The Andaman Islands are the beach destination India keeps to itself — not entirely, and not for much longer, but for now the gap between what the islands offer and how well they are known outside India is still significant. Radhanagar Beach on Havelock Island was named one of the best beaches in Asia by Time magazine in 2004, and the designation still holds: white sand, clear water, the tropical forest behind, and in the early morning before the other guests emerge, very few people and a lot of silence. The reefs around Havelock and Neil Island — Elephant Beach, the Lighthouse Reef, the Aquarium — have a coral coverage and a diversity of marine life that competes with the Maldives and the Seychelles, and is almost completely undived in comparison to both.
The honest Andaman versus Maldives comparison goes like this: the Maldives has a higher concentration of luxury infrastructure, a flatter and more accessible lagoon experience, and no Indian mainland flight involved. The Andamans have more variety within the archipelago, genuinely wilder reefs, a cultural layer (the colonial Cellular Jail in Port Blair, the Jarawa tribal territory, the living history of the freedom struggle) that the Maldives cannot offer, and a price point that makes the equivalent beach experience significantly more affordable.
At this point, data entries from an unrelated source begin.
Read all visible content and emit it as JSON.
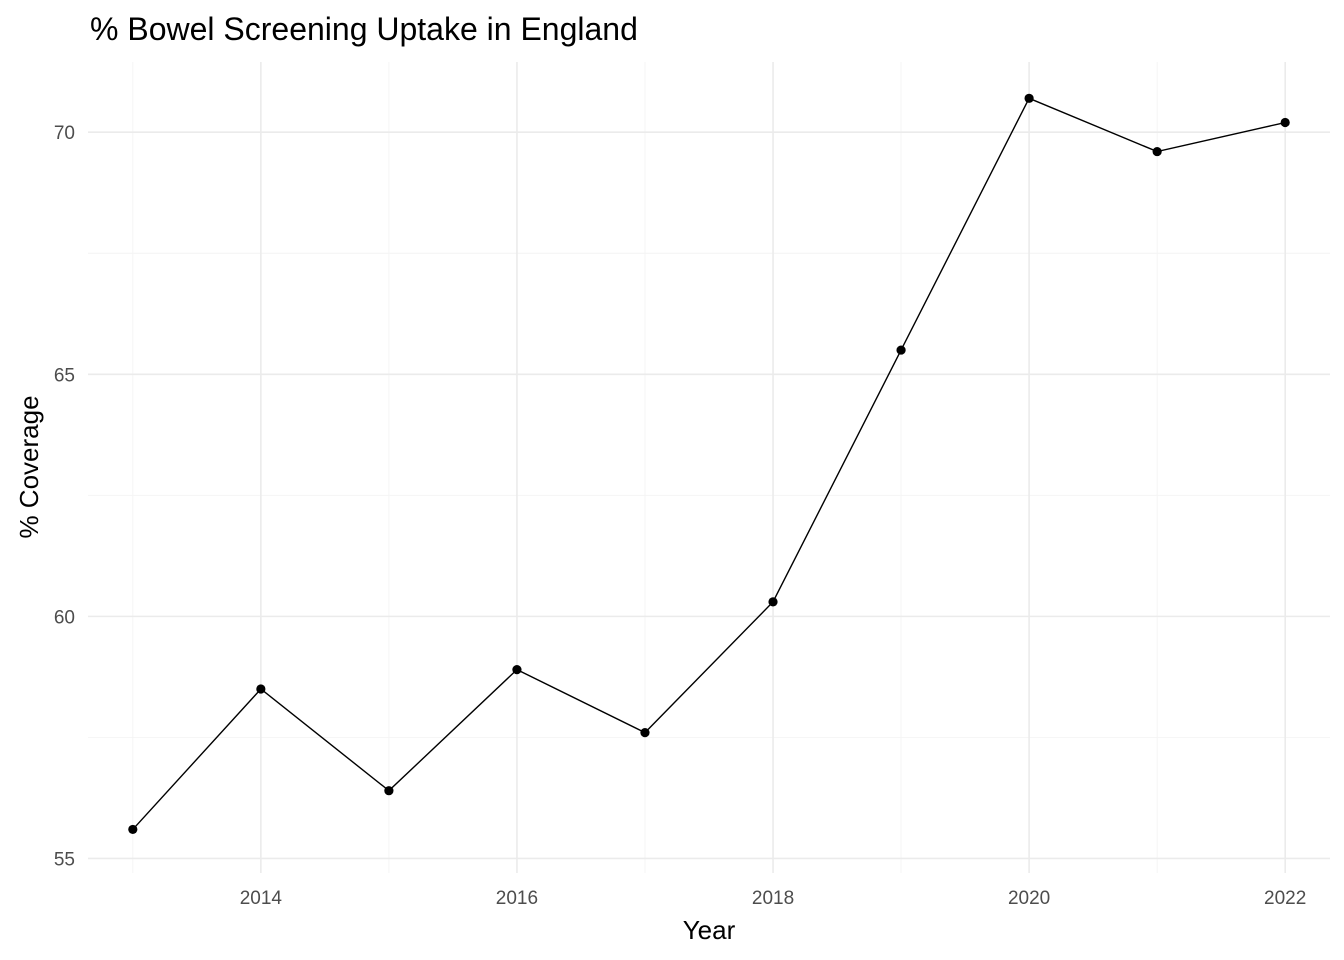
{
  "chart_data": {
    "type": "line",
    "title": "% Bowel Screening Uptake in England",
    "xlabel": "Year",
    "ylabel": "% Coverage",
    "x": [
      2013,
      2014,
      2015,
      2016,
      2017,
      2018,
      2019,
      2020,
      2021,
      2022
    ],
    "series": [
      {
        "values": [
          55.6,
          58.5,
          56.4,
          58.9,
          57.6,
          60.3,
          65.5,
          70.7,
          69.6,
          70.2
        ]
      }
    ],
    "xlim": [
      2012.65,
      2022.35
    ],
    "ylim": [
      54.7,
      71.45
    ],
    "x_ticks": [
      2014,
      2016,
      2018,
      2020,
      2022
    ],
    "x_tick_labels": [
      "2014",
      "2016",
      "2018",
      "2020",
      "2022"
    ],
    "y_ticks": [
      55,
      60,
      65,
      70
    ],
    "y_tick_labels": [
      "55",
      "60",
      "65",
      "70"
    ],
    "grid": true,
    "legend": "none",
    "colors": {
      "line": "#000000",
      "points": "#000000",
      "grid": "#ebebeb",
      "background": "#ffffff"
    }
  }
}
For Indian travellers who have done the Maldives and want the comparison trip, or for those for whom the Andamans’ Indian character matters — the food, the language, the familiar currency — it is the right choice.
The logistics are the one honest constraint: Port Blair is two hours from Chennai by air, and Havelock is an additional ninety minutes by speedboat or two and a half hours by government ferry. The ferry books up in December and January; we arrange it at the same time as the flights.